Greg rushed into the command yurt and quickly shut off the alarms while the Rangers slowly climbed Out of their slab-sided carbon-armored prowl cars and stood there in the settling dust, in their hats and sunglasses and guns.

Once upon a time the Texas Rangers had basically been packs of frontier vigilantes violently enforcing the peace on pretty much anything that moved. A hundred years later Texas was settled and civilized, and the Texas Rangers were paragons of professional law enforcement. And then a century later yet, everything had pretty much gone to hell. So now the Texas Rangers were pretty much what they'd been two hundred years ago.

One Ranger tradition always rang true, though. Texas Rangers always carried an absolute shitload of weaponry. If a bad guy had a six-gun, then a Ranger had two six-guns, plus a rifle and a bowie knife. If bad guys had rifles, then Rangers had tommy guns, shotguns, and gas grenades. Now bad guys had crazy stuff like plastic explosive and smart land mines and electric rifles, so Rangers had toxic fléchette pistols and truck-mounted machine guns and rocket-slug sniper rifles and heat-seeking aerial drones. Plus satellite backup and their own cellular bands.

The leader of the Rangers was a Captain Gault, down from what was left of Amarillo. Captain Gault had a white cowboy hat, a neat gray-streaked ponytail in a silver band, smart sunglasses, and a drooping black mustache. Captain Gault was in creased khaki trousers and a bellows-pocketed, long-sleeved khaki shirt with a silver-star badge at the breast. He wore a neatly knotted black tie and two broad, silver-buckled, black-leather belts, one belt for the khaki trousers, the other for his twin, pearl-handled pistols. They were beautifully polished fléchette pistols in elaborate black leather holsters. The captain's shining guns were so radiant of somber police authority that there was something almost papal about them.
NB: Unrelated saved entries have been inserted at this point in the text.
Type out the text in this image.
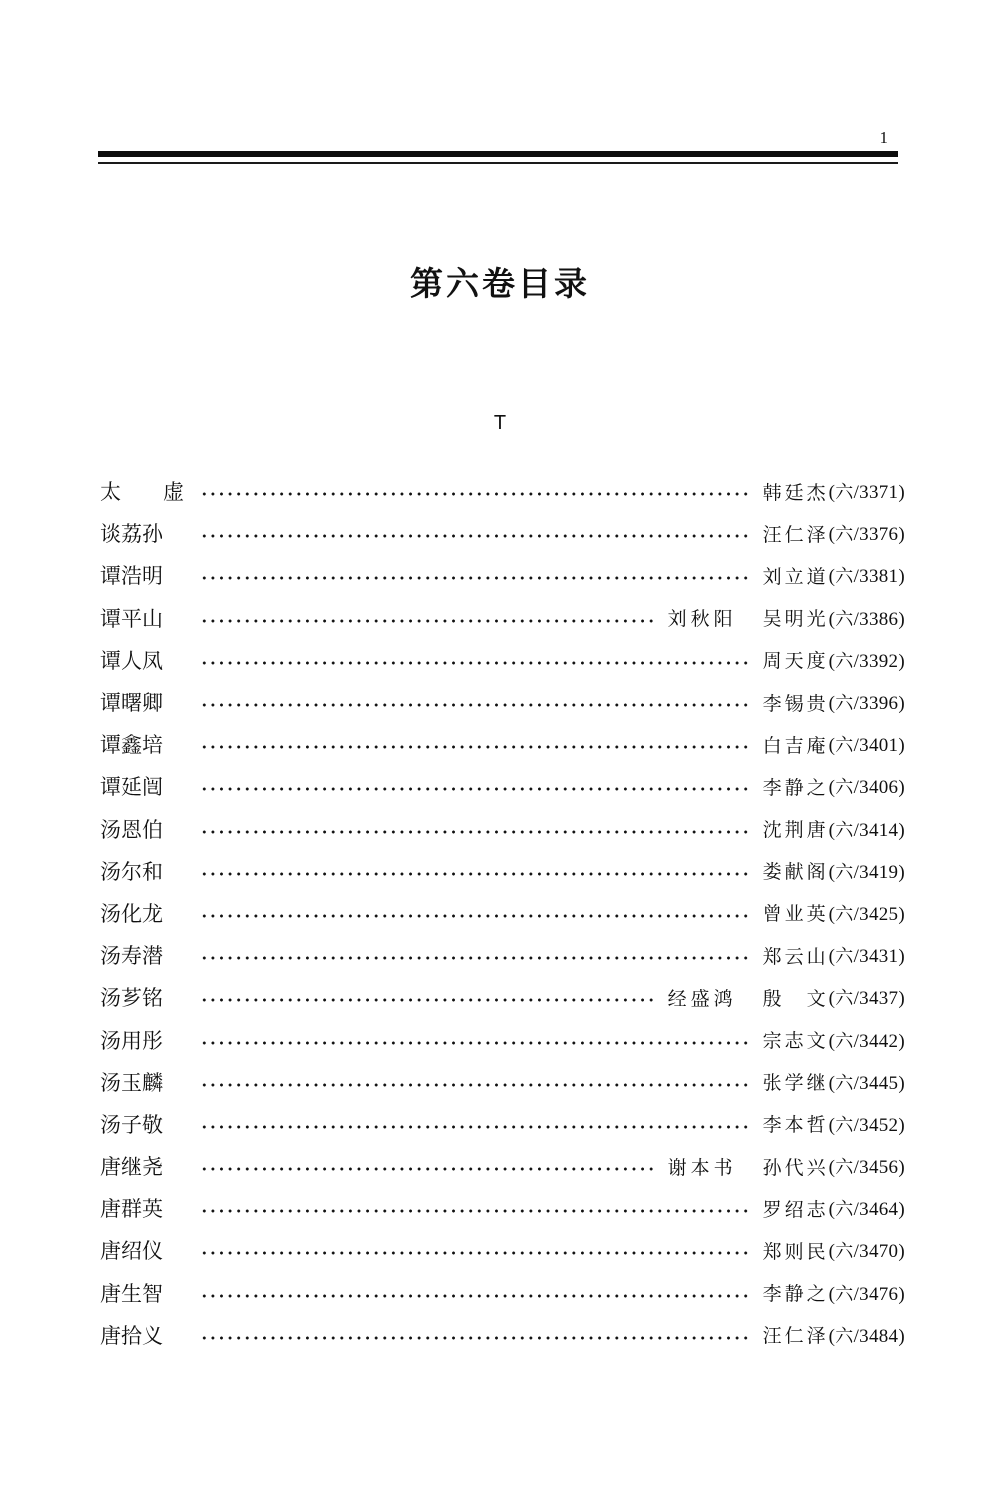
1
第六卷目录
T
太 虚	韩廷杰 (六/3371)
谈荔孙	汪仁泽 (六/3376)
谭浩明	刘立道 (六/3381)
谭平山	刘秋阳 吴明光 (六/3386)
谭人凤	周天度 (六/3392)
谭曙卿	李锡贵 (六/3396)
谭鑫培	白吉庵 (六/3401)
谭延闿	李静之 (六/3406)
汤恩伯	沈荆唐 (六/3414)
汤尔和	娄献阁 (六/3419)
汤化龙	曾业英 (六/3425)
汤寿潜	郑云山 (六/3431)
汤芗铭	经盛鸿 殷　文 (六/3437)
汤用彤	宗志文 (六/3442)
汤玉麟	张学继 (六/3445)
汤子敬	李本哲 (六/3452)
唐继尧	谢本书 孙代兴 (六/3456)
唐群英	罗绍志 (六/3464)
唐绍仪	郑则民 (六/3470)
唐生智	李静之 (六/3476)
唐拾义	汪仁泽 (六/3484)
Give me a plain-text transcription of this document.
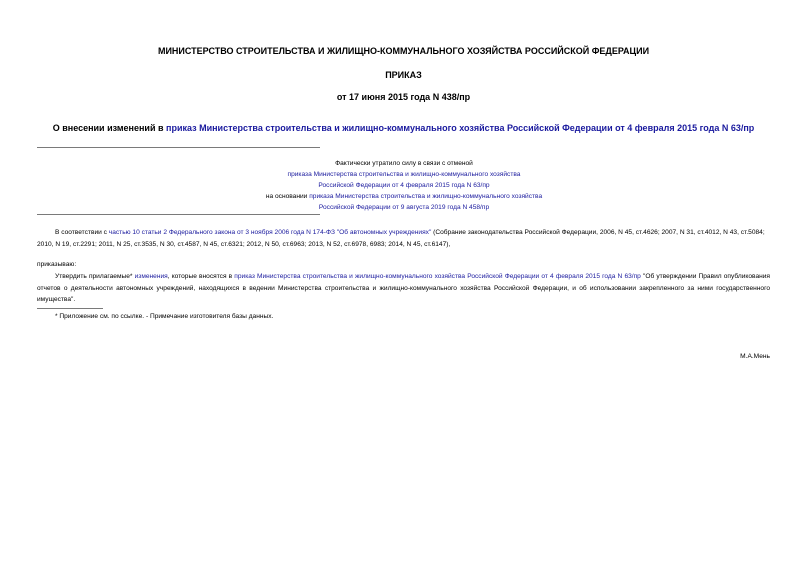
МИНИСТЕРСТВО СТРОИТЕЛЬСТВА И ЖИЛИЩНО-КОММУНАЛЬНОГО ХОЗЯЙСТВА РОССИЙСКОЙ ФЕДЕРАЦИИ
ПРИКАЗ
от 17 июня 2015 года N 438/пр
О внесении изменений в приказ Министерства строительства и жилищно-коммунального хозяйства Российской Федерации от 4 февраля 2015 года N 63/пр
Фактически утратило силу в связи с отменой
приказа Министерства строительства и жилищно-коммунального хозяйства
Российской Федерации от 4 февраля 2015 года N 63/пр
на основании приказа Министерства строительства и жилищно-коммунального хозяйства
Российской Федерации от 9 августа 2019 года N 458/пр
В соответствии с частью 10 статьи 2 Федерального закона от 3 ноября 2006 года N 174-ФЗ "Об автономных учреждениях" (Собрание законодательства Российской Федерации, 2006, N 45, ст.4626; 2007, N 31, ст.4012, N 43, ст.5084; 2010, N 19, ст.2291; 2011, N 25, ст.3535, N 30, ст.4587, N 45, ст.6321; 2012, N 50, ст.6963; 2013, N 52, ст.6978, 6983; 2014, N 45, ст.6147),
приказываю:
Утвердить прилагаемые* изменения, которые вносятся в приказ Министерства строительства и жилищно-коммунального хозяйства Российской Федерации от 4 февраля 2015 года N 63/пр "Об утверждении Правил опубликования отчетов о деятельности автономных учреждений, находящихся в ведении Министерства строительства и жилищно-коммунального хозяйства Российской Федерации, и об использовании закрепленного за ними государственного имущества".
* Приложение см. по ссылке. - Примечание изготовителя базы данных.
М.А.Мень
The four Ranger privates were in chocolate-chip U.S. desert camou fatigues. They had brown cowboy hats with the Lone Star on the crown, and brown leather holsters with the Lone Star inset in the leather, and trail boots with the Lone Star on the uppers, and one of them even had a little silver Lone Star inset in his front tooth. They were bearded and hairy and slit-mouthed and dusty, and they bristled with guns and cell phones, and they looked extremely tough.

And then there was the last guy. He was wearing a khaki T-shirt and cutoff fatigue pants and running shoes, and he had a beat-up cloth fatigue cap and a nasty-looking, well-worn rifle across his back.

This last guy was black. He had a mess of kinky buffalo-soldier locks. Jane never put much emphasis on skin color. ~-People who made fine ethnic distinctions always smacked of weird ethnic race-war craziness to her, and considering her own ethnic background, Jane figured she had a right to be a little nervous about that kind of hairsplitting attitude. Carol was black, and nobody much noticed or cared. Rudy Martinez looked kinda like some grandparent of his might have been black. But this Ranger guy was really black, like inhumanly satin black. Sometimes people did odd chemical things to their skin nowadays. Especially if they spent a lot of time out in the open sun, and thought a lot about ozone damage.